隨著70年代末期農村土地所有製改革的推行,以及十一屆三中全會以後家庭聯產責任承包製的實行,中國農村發生了巨大的變化 [1]。文學也有力地介入到這一改革過程之中,從對過往歷史的否定,開始轉化為對未來新的想象和創造,農村的改革為其提供了實際的可能性。這種“新的想象和創造”建構起來的實際上是一種自己為自己勞動的“小生產者的夢想”,或者說一個“自足性的日常生活太空”。而具體到寫作上,1980年代關於鄉村的文學寫作都傾向於以某些符號或概念——比如饑餓、財產、尊嚴等來組織小說的敘述,呈現鄉村的變化並進而確認農村變革的合法性。當然,這樣的寫作並不只是為改革在文化上確立合法性,文學家之所以這樣來討論鄉村,一方面考慮到鄉村的實際情況有關,另一方面其實在某種程度上是將“鄉土”當成一個更大的符號系統來使用,從而寄托寫作者自身對生活和世界的理解。所以,雖然由於此時期文學關於未來的想象(這其實是一種非現代化的想象)與1980年代對現代化的追求存在矛盾,因而這種“想象”實際上只是一種幻覺。可是我們卻不能否認這種幻覺所包含的能量:它不僅包含“經濟”的面向,還包含一種正義的理念——包含著對公平、尊嚴、正義等社會主義理念的堅持,它是一種對生活和世界的“總體性”的構想[2]。
而只有對1980年代早期的鄉村故事、對一種關於鄉村也同樣是關於生活和世界的“總體性”的想象進行理解和討論,我們才可能更好地認識從1980年代中後期開始,傳統的鄉村秩序如何走向崩潰,以及1990年代中國鄉村所遭遇的問題及其起源。
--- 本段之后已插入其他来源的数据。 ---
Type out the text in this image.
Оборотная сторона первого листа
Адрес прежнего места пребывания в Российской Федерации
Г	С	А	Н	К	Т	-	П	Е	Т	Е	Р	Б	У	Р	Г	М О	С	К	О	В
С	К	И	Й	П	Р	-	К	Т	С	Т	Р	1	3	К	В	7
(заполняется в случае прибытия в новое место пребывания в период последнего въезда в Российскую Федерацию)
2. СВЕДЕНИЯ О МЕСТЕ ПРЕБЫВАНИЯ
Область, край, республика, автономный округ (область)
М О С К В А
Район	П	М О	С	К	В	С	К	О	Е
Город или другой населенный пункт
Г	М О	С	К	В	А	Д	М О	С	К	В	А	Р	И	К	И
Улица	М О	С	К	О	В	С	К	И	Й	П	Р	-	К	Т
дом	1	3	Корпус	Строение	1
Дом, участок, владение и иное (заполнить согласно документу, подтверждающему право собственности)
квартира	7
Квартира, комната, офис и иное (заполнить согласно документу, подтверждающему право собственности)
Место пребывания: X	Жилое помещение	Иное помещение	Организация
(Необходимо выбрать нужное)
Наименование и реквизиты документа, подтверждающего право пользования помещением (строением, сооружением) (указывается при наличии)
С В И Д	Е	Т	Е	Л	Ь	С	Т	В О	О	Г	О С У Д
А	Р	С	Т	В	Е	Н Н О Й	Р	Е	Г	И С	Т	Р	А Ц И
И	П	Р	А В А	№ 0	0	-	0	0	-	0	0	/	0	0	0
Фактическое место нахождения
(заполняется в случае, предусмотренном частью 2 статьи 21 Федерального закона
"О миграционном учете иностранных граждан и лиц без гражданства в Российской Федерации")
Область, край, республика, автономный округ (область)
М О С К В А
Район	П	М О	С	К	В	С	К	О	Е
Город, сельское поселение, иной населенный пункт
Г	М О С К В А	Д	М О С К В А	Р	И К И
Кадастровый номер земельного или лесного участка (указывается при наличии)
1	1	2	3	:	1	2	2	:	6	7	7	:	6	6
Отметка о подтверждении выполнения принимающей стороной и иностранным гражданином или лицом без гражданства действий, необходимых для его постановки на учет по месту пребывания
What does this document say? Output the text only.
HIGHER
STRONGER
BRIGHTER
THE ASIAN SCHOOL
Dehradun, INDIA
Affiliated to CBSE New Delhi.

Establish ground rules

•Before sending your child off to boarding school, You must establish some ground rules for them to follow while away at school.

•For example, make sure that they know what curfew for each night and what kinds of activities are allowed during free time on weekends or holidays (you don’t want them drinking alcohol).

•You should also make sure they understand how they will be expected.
因此,本文主要以《犯人李銅鍾的故事》、《李順大造屋》、《鄉場上》這三個創作於1980年代早期的文本為對象[3],討論文學如何將“饑餓”、“財產”、“尊嚴”這三個符號組織進自己的話語系統,從而建構起一個怎樣的鄉村故事。
 
 
 
 
 
吃飽肚子”的合法性
 
在這一時期反映鄉村變革的文學作品中,張一弓在1980年創作的《犯人李銅鍾的故事》(以下簡稱《犯人》)是有些特別的。它不同於同時期作品的輕鬆、樂觀的敘事風格,而略顯悲哀和沉重。實際上,從嚴格的意義上來說,我們不能將這篇小說歸入“反映鄉村變革”這一範疇,因為它講述的是60年代大饑荒這一歷史事件,所以,它容易被納入“傷痕文學”、“反思文學”的語境中。但是,張一弓超越了所謂“傷痕”、“反思”式的“訴苦”的局限性,真實呈現了“大饑荒”年代的歷史真相[4]。從而,在另一種意義上為鄉村的變革提供了支持,因而它也參與到了1980年代文學對鄉村的想象之中。
 
《犯人李銅鍾的故事》講述的是“大饑荒”年代,李家寨黨支部書記為救村民,鋌而走險,私自借用國庫糧食的故事。小說並沒有將“大饑荒”的原因歸結為“天災”,而是主要將其歸之為“人禍”—是“壞幹部”楊文秀的“反瞞產”導致了“饑荒”。而之所以“反瞞產”,當然與楊文秀想向上級邀功有關,但根源在於集體化時代的政策號召,即小說中所提到的“理論界提出了一國能不能首先進入共產主義的問題”。所以,實際上,《犯人李銅鍾的故事》就是一個解構“集體化”的合法性的故事。而講述故事的時間—1980年鄉村正開始經歷劇烈的變革,所以,《犯人》這篇小說帶有一定的政治色彩,觸及到了農村變革中的經濟政策。但是,張一弓卻沒有將其處理成圖解政治的“運動文學”,反而讓人覺得看了這篇小說後“靈魂受到震動”,甚至“無法制止自己的淚水奪眶而出,痛苦不已”[5]。
 
這既與張一弓“聽從時代的召喚”有關,也與其善於謀篇布局有關。張一弓並沒有直接討論集體化合理不合理這一問題,而是征用了一個最具身體感覺的符號——“饑餓”來組織敘述。故事真正開始是在第二部“春荒”,“春荒”的開頭便告訴我們:“自從立春那天把最後一瓦盆玉米面糊攪到了那口裝了五擔水的大鍋裡以後,李家寨大口小口四百九十多口,已經吃了三天清水煮蘿卜。晌午,‘三堂總管’——三個小隊食堂的總保管老杠叔,蹲在米光面淨的庫房裡,偷偷哭起來:“老天爺啊!噯噯噯噯……你睜睜眼吧,……你不能叫俺再挎要飯籃,噯噯噯……。”[6]張一弓曾坦言:“我甚至偏愛生活中的特異事件和異常尖銳的矛盾衝突……這也許有利於表現重大的社會矛盾,有利於在較為廣闊、雄渾的歷史途徑上描繪自己的人物,有利於給較多的讀者帶來較為強烈的感染力。”[7]而“饑餓”作為一種“特異事件”,顯然能如張一弓所願給人帶來強烈的感染力,但更為重要的是,張一弓將“饑餓”放置在“國家”與“個人”的矛盾衝突中,從而展開一場關於到底是吃國庫的糧,還是不得不“忍饑挨餓”的辯論。而這,才是整個故事的核心內容,也是故事最揪人心弦之處。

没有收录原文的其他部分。